6. A redemption plot is in general much more appealing to a Western sensibility than a plot about a fall.
Again, see my response in one. This isn't really a fault of the audience. Anyway you cut it, the Prequels were going to be about Anakin's fall. You admit this later in your post, and that it would have been more satisfying coming before the original trilogy. Well, that's possibly true, but I know an awful lot of people who are also looking forward to Episode III precisely because they want to see Anakin fall. And fall hard!
Also, I need to take some time to answer the critics of CGI. Yes, CGI can be used badly, but I really don't think that too much time is spent on CGI instead of traditional effects. The way some people talk, you'd think that "traditional effects" would improve story and things like that. In many ways, CGI actually frees a filmmaker up to spend more time on story and composition and things like that, rather than technical problems.
If people would watch the making of documentaries and read about the making of the original films, they'd realize how much time and effort went into just making certain things work. Story was sacrificed for the effects. It was the nature of the beast. CGI is a tool (and just that a tool) that has allowed filmmakers to do things that they couldn't before. Jackson's Lord of the Rings couldn't have been made without CGI. Spider-man wouldn't have been convincing (or would have looked as bad as Christopher Reeve against the blue screen in Superman) without CGI. What the technology does to a good director is allows them to do things that they couldn't do before.

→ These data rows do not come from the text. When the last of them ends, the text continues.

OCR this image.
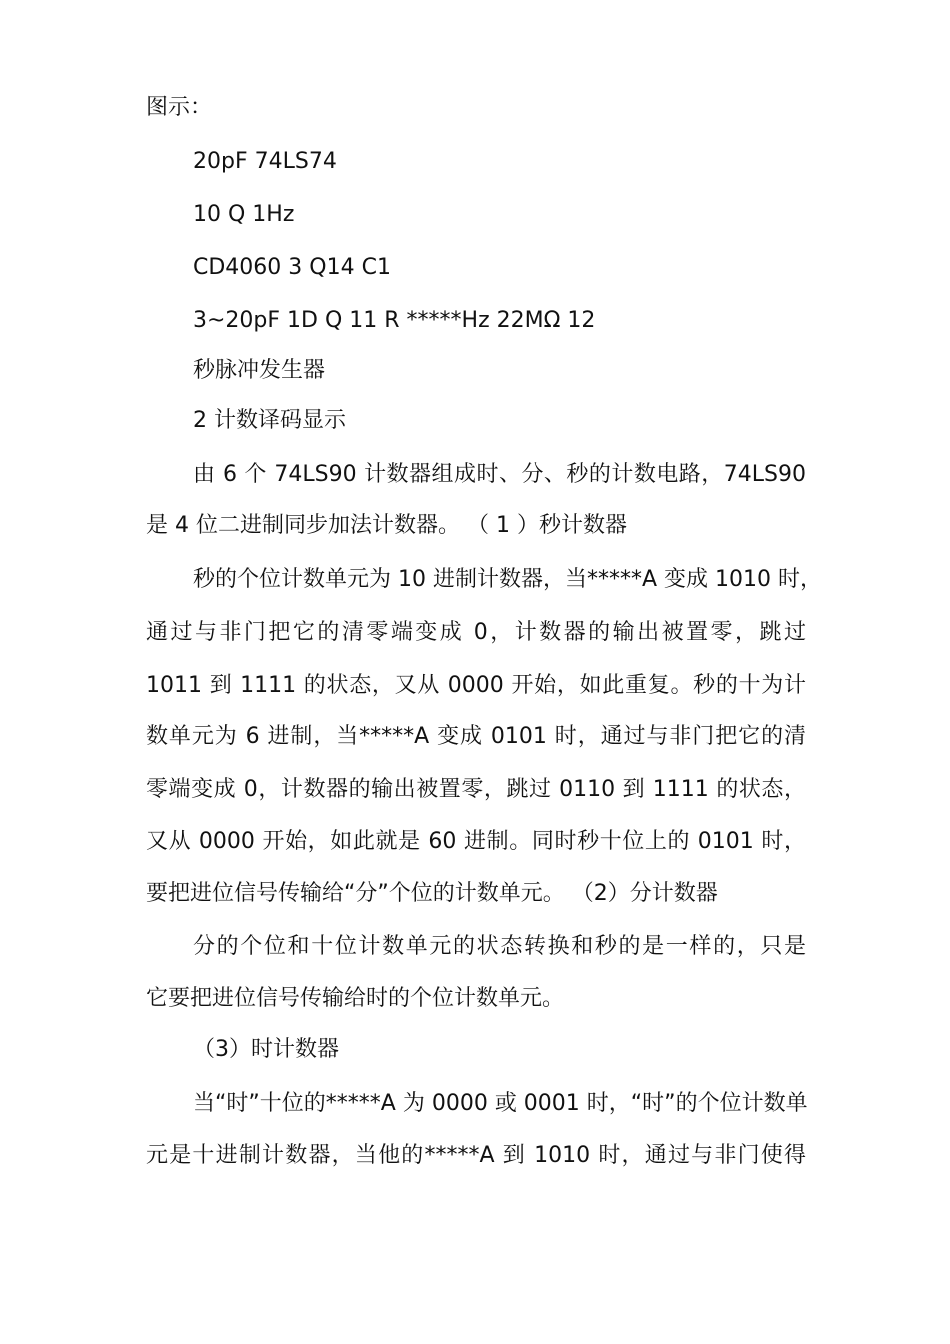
图示：
20pF 74LS74
10 Q 1Hz
CD4060 3 Q14 C1
3~20pF 1D Q 11 R *****Hz 22MΩ 12
秒脉冲发生器
2 计数译码显示
由 6 个 74LS90 计数器组成时、分、秒的计数电路，74LS90
是 4 位二进制同步加法计数器。 （ 1 ）秒计数器
秒的个位计数单元为 10 进制计数器，当*****A 变成 1010 时，
通过与非门把它的清零端变成 0，计数器的输出被置零，跳过
1011 到 1111 的状态，又从 0000 开始，如此重复。秒的十为计
数单元为 6 进制，当*****A 变成 0101 时，通过与非门把它的清
零端变成 0，计数器的输出被置零，跳过 0110 到 1111 的状态，
又从 0000 开始，如此就是 60 进制。同时秒十位上的 0101 时，
要把进位信号传输给“分”个位的计数单元。 （2）分计数器
分的个位和十位计数单元的状态转换和秒的是一样的，只是
它要把进位信号传输给时的个位计数单元。
（3）时计数器
当“时”十位的*****A 为 0000 或 0001 时，“时”的个位计数单
元是十进制计数器，当他的*****A 到 1010 时，通过与非门使得
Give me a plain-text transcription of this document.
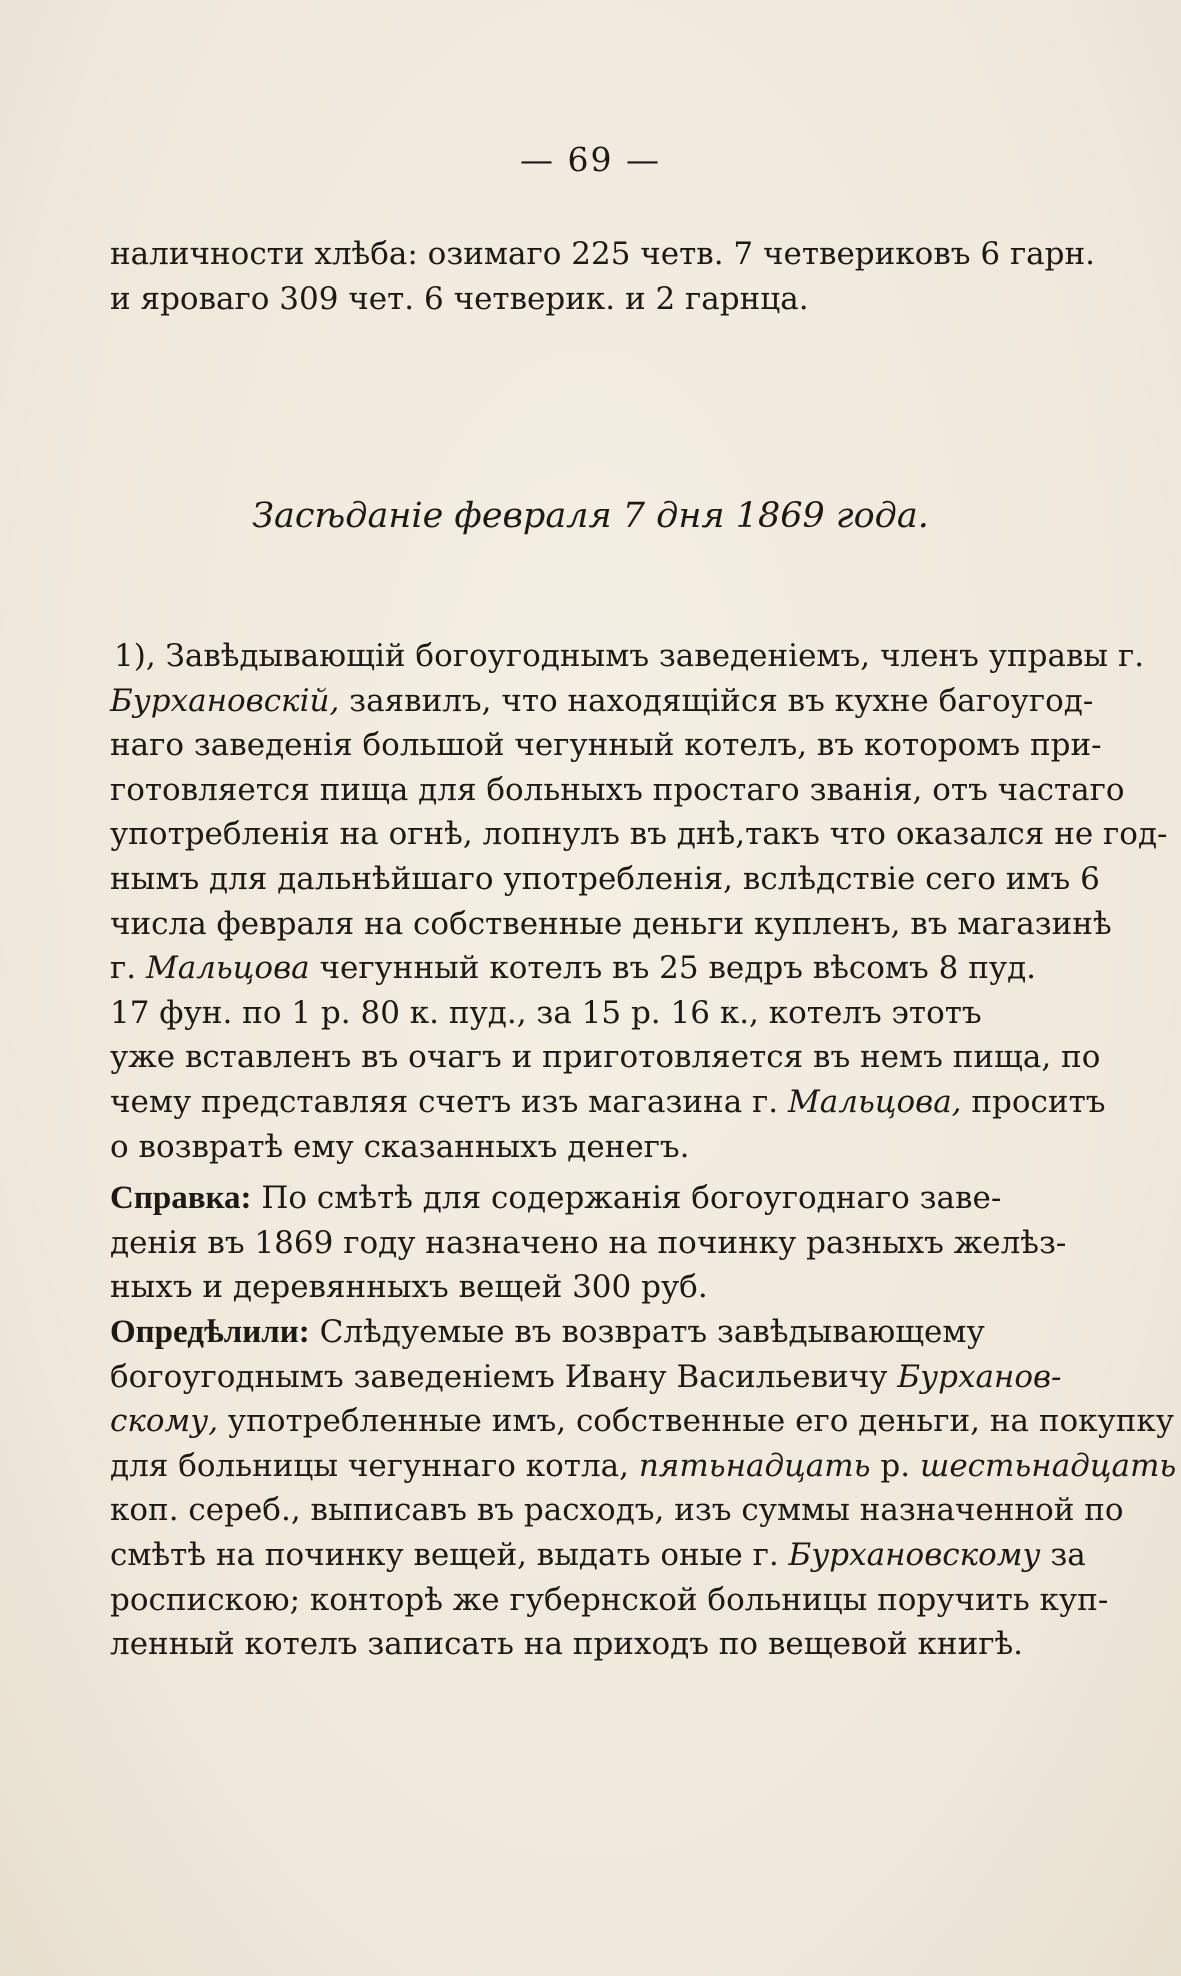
— 69 —
наличности хлѣба: озимаго 225 четв. 7 четвериковъ 6 гарн.
и яроваго 309 чет. 6 четверик. и 2 гарнца.
Засѣданіе февраля 7 дня 1869 года.
1), Завѣдывающій богоугоднымъ заведеніемъ, членъ управы г.
Бурхановскій, заявилъ, что находящійся въ кухне багоугод-
наго заведенія большой чегунный котелъ, въ которомъ при-
готовляется пища для больныхъ простаго званія, отъ частаго
употребленія на огнѣ, лопнулъ въ днѣ,такъ что оказался не год-
нымъ для дальнѣйшаго употребленія, вслѣдствіе сего имъ 6
числа февраля на собственные деньги купленъ, въ магазинѣ
г. Мальцова чегунный котелъ въ 25 ведръ вѣсомъ 8 пуд.
17 фун. по 1 р. 80 к. пуд., за 15 р. 16 к., котелъ этотъ
уже вставленъ въ очагъ и приготовляется въ немъ пища, по
чему представляя счетъ изъ магазина г. Мальцова, проситъ
о возвратѣ ему сказанныхъ денегъ.
Справка: По смѣтѣ для содержанія богоугоднаго заве-
денія въ 1869 году назначено на починку разныхъ желѣз-
ныхъ и деревянныхъ вещей 300 руб.
Опредѣлили: Слѣдуемые въ возвратъ завѣдывающему
богоугоднымъ заведеніемъ Ивану Васильевичу Бурханов-
скому, употребленные имъ, собственные его деньги, на покупку
для больницы чегуннаго котла, пятьнадцать р. шестьнадцать
коп. сереб., выписавъ въ расходъ, изъ суммы назначенной по
смѣтѣ на починку вещей, выдать оные г. Бурхановскому за
роспискою; конторѣ же губернской больницы поручить куп-
ленный котелъ записать на приходъ по вещевой книгѣ.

Also, CG is used in films that most people don't even realize are. Take Master and Commander. Lots of CGI. Digital compositing. That movie wouldn't have been possible without CGI. Or even certain transitions and camera movements aren't possible without CG technology.
Anyway, if people want to know more about the FX work in the new films, I'm more than happy to talk about it and explain to people what's actually going on in different scenes. So please, before you tell me that the ships in the new trilogy look too "fake" because they're CGI, stop, because they're actually models.